Oman quoted from John Kells Ingram in his book, A History of Slavery and Serfdom, Adam and Charles Black, 1895.

 "This organization established in the Roman world a personal and hereditary fixity of professions and situations, which was not very far removed from the caste system of the East…Members of the administrative service were, in general, absolutely bound to their employments; they could not choose their wives or marry their daughters outside of the collegia to which they respectively belonged, and they transmitted their obligations to their children… In municipalities the curiales, or the members of the local senates, were bound, with special strictness, to their places and their functions, which often involved large personal expenditure… Their families, too, were bound to remain; they were attached by the law to the collegia or other bodies to which they belonged. The soldier, procured for army by conscription, served as long as his age fitted him for his duties, and their sons were bound to similar service." (Ingram, p. 75)

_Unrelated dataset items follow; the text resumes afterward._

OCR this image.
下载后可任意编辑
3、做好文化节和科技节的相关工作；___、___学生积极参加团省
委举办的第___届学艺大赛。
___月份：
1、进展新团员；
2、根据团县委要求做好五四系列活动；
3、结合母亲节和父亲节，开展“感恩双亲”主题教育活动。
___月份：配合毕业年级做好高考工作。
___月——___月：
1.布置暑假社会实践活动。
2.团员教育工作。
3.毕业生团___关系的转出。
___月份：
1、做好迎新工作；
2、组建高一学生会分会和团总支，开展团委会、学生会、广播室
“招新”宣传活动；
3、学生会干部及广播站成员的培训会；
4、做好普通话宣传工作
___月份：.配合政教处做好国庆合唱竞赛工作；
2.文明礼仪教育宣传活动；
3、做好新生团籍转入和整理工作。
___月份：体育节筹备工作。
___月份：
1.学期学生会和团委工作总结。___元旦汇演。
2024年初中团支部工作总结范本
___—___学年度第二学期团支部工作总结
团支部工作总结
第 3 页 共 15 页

"In a constitution of Constantine (A.D. 332) the colonus is recognized as permanently attached to the land. If he abandoned his holding, he was brought back and punished; and anyone who received him had not only to restore him but to pay a penalty. He could not marry out of the domain; if he took for wife a colona of another proprietor, she was restored to her original locality, and the offspring of the union were divided between the estates. The children of a colonus were fixed in the same status, and could not quit the property to which they belonged." (Ingram, p. 78, quoted in Oman, J. C., p. 64).[vi]
 
Max Weber's Comparison of Hindu Caste and Untouchability with European Hereditary Guilds

Max Weber found that the Vedic Indian society did not have anything like medieval European, or later Indian caste.


"Perhaps the most important gap in the ancient Veda is its lack of any reference to caste.

The (Rig-) Veda refers to the four later caste names in only one place, which is considered a very late passage; nowhere does it refer to the substantive content of the caste order in the meaning which it later assumed and which is characteristic only of Hinduism.

Max Weber was able to find similarities between modern Hindu castes and pre-modern European guilds. He wrote: "In this case, castes are in the same position as merchant and craft guilds, sibs, and all sorts of associations."

Thus a review of works of Oman, Ross, Dill, Ingram and Weber is enough to prove that the caste system existed in Europe throughout most of its history. On the other hand, we find that the caste system has a history of less than 1000 years in India.